Why shouldn’t I be able to do it all? Why can’t I have well-behaved, well-groomed children, a clean house, thriving relationships, and be in shape? Doesn’t God want me to be the best version of myself and create a home environment for my husband and children that’s both orderly and wonderful? Yes and no. Not if it becomes a pride trip to show off how incredibly amazing I am as a woman and mother. Not if my need for perfectionism prevents my daughter from being a child instead of a mini-me.
This couldn’t stem from my need for approval, could it? Me thinks the voice in my head has nailed it. What other people think is important, but when it becomes too important, it robs me of the freedom to be myself, to be authentic.
Mmm, is that why my life goes haywire sometimes? To teach me to depend on the Lord and not on myself? Is the conflict I am fighting within? The question of who is really in control of my life?
Jesus wants to liberate us from the illusion of perfectionism so that we might live authentically in a world that desperately wants to know if faith in God can be built on the real struggles in life.
In a crazy twist of logic, my need for approval actually isolates me from the very people I want to impress with the person of Christ. My perfectionism sends a message to others, including God that “I don’t need you, I am self-sufficient.” The Lord tested Israel in the desert to humble them (Deut. 8:2-3).

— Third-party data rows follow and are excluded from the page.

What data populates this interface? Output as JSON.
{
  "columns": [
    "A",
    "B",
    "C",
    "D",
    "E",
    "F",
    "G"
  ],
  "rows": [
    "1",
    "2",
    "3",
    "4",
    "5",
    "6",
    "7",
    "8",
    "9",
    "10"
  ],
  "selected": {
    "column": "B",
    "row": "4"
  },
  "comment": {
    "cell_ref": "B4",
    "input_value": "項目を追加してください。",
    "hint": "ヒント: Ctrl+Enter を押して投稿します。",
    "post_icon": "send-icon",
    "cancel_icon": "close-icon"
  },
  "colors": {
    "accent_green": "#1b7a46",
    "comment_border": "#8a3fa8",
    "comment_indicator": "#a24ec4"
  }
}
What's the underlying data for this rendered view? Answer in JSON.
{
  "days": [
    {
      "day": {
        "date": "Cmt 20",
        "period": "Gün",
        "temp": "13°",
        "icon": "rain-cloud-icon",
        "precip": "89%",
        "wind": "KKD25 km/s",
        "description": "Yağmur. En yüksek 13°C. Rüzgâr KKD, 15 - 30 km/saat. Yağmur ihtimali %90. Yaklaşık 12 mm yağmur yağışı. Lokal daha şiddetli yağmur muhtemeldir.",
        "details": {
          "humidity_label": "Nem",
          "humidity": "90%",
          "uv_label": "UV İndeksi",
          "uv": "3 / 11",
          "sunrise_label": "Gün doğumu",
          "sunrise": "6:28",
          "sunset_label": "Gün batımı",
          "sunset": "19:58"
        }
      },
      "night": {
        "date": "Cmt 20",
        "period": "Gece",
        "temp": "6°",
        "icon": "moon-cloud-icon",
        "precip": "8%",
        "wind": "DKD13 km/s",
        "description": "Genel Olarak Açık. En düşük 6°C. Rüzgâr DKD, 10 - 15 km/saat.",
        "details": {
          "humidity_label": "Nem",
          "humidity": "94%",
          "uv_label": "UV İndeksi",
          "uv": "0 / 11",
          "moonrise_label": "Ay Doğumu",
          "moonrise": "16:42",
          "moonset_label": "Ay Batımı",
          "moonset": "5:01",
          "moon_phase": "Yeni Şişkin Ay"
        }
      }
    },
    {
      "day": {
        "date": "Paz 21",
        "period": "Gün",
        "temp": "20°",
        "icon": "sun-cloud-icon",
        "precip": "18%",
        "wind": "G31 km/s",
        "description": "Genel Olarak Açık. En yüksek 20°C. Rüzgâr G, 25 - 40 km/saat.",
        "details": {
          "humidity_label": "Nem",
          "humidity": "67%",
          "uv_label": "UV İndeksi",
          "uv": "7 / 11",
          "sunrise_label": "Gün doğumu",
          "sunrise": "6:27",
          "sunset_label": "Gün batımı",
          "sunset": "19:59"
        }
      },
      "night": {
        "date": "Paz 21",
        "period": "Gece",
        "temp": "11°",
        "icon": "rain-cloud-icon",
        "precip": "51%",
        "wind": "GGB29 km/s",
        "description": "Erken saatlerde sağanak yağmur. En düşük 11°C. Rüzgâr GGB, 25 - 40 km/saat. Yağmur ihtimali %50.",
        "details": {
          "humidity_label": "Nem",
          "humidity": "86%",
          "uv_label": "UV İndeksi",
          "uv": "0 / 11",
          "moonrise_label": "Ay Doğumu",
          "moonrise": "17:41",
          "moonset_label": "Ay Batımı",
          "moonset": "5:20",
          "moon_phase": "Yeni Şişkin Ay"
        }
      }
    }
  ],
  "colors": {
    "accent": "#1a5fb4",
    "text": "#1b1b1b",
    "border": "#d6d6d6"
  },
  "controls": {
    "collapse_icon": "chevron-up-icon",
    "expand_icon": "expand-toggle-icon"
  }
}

My imperfection, then, is actually a gift that makes me more attractive to a searching world, more dependent on my Lord (and a nicer person to be around).
So, the question is, does God love you or the illusion you project? God’s Word reminds us that He loves us with an everlasting love that will never let us go. He sees the real me in all my imperfection and brokenness and still loves me:
- He has not rejected my prayers nor His loyal love from me (Ps. 66:20)
- He has compassion on me because He knows that I am weak (Ps. 103:10-14)
- His love for us is so great that He made us alive in Christ by His grace (Eph. 2:4)
- He loved us and gave His life for us” (1 Jn. 4:10)
In fact, those who are my closest friends are those that know the most about me and yet love me anyway (including my children and my husband).
Is this an excuse to tolerate household chaos and to throw away my make-up? No, it is an appeal to reject bondage to perfectionism and the unhealthy approval of others and to live in freedom knowing that the One whose opinion matters the most, who loves me the most.
In my own pride, I thought I could handle it all because I was smart enough and capable enough. However, the Lord has chosen to use children in my life to show me just how wrong I was. And today I’m letting it go. Today, I’m choosing freedom from perfection. I’m saying “no” to the voice in my head that tells me I’m a failure. I’m choosing to remember that my imperfection is what helps point my children to Christ and draw me closer to Him. The first time around, I tried in my own strength to conquer, instead of running to Jesus. With my second child, when those same feelings arose, I knew I couldn’t do it. The Lord was where I needed to turn immediately.
Three years later, second child, same struggle, different answer: Jesus.